[VIDEO] Neerozia et Bashir Mosaheb : Les tribulations d’un couple de marchands

Vous avez peut-être croisé ce couple de marchands à la rue Farquhar à Port-Louis, qui débouche sur le portique du Marché central. Bashir et Neerozia Mosaheb, mari et femme, ont en effet passé plusieurs années à vendre des fruits ou des pistaches contre vents et marées. À la force du poignet, ils sont devenus aujourd’hui parmi les plus importants vendeurs de letchis du pays.

Irfaan Khodabocus

Hélas, les temps sont durs : Bashir Mosaheb, 54 ans, est récemment tombé malade, et c’est désormais sa femme Neerozia, 53 ans, qui a pris la relève. Avec les descentes de police, il devient de plus en plus difficile pour le couple d’écouler leurs marchandises dans les rues de Port-Louis. En outre, les chauves-souris sont à la fête en ce qui concerne leurs arbres de letchis. Pour couronner le tout, Neerozia Mosaheb a appris qu’elle ne figure pas sur la liste des marchands ambulants qui se sont vu octroyer une place au futur Victoria Urban Terminal. Cependant, ils n’ont jamais baissé les bras.

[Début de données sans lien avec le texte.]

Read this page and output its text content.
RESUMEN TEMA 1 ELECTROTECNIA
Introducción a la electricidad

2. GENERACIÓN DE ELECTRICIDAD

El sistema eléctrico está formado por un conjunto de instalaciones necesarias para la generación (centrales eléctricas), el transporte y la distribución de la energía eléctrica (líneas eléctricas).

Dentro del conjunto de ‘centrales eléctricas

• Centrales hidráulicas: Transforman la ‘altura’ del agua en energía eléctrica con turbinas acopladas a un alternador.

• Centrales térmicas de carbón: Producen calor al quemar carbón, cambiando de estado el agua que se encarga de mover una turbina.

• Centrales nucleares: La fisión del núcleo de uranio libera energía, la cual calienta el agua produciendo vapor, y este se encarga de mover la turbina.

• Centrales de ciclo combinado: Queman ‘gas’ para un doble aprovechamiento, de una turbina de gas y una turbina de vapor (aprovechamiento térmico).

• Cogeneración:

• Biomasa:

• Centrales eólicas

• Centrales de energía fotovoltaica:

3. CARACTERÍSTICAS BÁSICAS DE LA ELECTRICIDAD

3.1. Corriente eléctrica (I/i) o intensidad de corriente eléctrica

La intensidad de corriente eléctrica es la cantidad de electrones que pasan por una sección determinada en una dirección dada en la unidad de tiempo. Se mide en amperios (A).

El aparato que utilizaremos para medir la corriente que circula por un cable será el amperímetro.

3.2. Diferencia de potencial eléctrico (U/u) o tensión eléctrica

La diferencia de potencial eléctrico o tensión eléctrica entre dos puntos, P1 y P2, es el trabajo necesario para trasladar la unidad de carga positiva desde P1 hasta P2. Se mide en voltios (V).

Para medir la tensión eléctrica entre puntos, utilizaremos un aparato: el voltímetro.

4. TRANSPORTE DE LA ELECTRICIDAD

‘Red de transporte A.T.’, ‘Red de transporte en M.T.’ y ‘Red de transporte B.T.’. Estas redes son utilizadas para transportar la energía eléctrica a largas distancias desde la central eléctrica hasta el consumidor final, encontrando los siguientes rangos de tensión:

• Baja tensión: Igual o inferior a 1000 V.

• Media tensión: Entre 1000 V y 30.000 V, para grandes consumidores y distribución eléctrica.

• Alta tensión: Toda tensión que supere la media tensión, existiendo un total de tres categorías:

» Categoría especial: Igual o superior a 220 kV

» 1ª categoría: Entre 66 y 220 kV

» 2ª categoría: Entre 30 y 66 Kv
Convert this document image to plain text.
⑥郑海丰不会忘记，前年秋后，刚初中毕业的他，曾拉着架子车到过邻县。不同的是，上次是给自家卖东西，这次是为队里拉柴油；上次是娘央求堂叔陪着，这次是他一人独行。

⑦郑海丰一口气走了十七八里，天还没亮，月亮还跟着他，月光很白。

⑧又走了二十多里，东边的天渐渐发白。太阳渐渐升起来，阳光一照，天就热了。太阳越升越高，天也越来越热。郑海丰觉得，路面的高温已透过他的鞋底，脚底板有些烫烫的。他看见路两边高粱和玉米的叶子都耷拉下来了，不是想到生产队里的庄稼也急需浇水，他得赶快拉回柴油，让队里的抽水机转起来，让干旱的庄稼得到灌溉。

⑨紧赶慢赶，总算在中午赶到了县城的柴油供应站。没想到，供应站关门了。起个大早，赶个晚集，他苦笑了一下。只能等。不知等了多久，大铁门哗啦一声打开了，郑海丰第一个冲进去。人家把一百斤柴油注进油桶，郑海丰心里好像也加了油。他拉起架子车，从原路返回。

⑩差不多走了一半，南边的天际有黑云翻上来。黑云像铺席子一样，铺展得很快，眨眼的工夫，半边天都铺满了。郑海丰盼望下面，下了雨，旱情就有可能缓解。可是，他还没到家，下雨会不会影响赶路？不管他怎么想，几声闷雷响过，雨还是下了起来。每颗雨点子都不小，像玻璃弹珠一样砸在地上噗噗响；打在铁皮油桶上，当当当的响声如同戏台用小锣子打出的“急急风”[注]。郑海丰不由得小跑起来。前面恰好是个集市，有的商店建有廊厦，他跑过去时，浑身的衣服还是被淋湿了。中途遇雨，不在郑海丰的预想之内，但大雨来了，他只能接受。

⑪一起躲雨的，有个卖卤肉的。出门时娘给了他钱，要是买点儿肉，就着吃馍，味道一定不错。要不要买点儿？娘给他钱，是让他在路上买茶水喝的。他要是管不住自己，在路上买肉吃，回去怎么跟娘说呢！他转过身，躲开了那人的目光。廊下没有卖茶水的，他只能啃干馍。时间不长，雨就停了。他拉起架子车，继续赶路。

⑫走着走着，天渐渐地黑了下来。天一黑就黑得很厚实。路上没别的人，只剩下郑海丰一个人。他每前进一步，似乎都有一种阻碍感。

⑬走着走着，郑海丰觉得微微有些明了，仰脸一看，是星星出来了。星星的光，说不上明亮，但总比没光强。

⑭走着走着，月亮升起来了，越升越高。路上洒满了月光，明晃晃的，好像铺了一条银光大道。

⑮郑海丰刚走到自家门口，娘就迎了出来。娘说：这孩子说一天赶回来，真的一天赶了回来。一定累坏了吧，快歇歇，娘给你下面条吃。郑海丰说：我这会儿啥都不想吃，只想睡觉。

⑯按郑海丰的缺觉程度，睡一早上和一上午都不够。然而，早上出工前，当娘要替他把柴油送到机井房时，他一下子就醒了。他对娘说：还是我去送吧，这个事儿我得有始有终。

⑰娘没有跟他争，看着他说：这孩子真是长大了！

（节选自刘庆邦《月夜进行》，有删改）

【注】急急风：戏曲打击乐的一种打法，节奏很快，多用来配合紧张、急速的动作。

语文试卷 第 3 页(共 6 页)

Petit, Bashir Mosaheb aidait ses parents à écouler ses marchandises à la rue Farquhar à Port-Louis pendant les vacances scolaires. C’est à l’âge de onze ans, soit après ses études primaires, que Bashir commence à bosser comme marchand. « Sa in vin depi mo papa, monn prend la relève. Depi tipti, monn guet li travail ek monn apran samem. Le temps mo kit lekol, monn rentre naturellement dan commerce », nous explique Bashir. Actuellement, il prête main-forte à sa femme de temps à autre, mais ne peut faire cela tous les jours comme auparavant, son état de santé oblige.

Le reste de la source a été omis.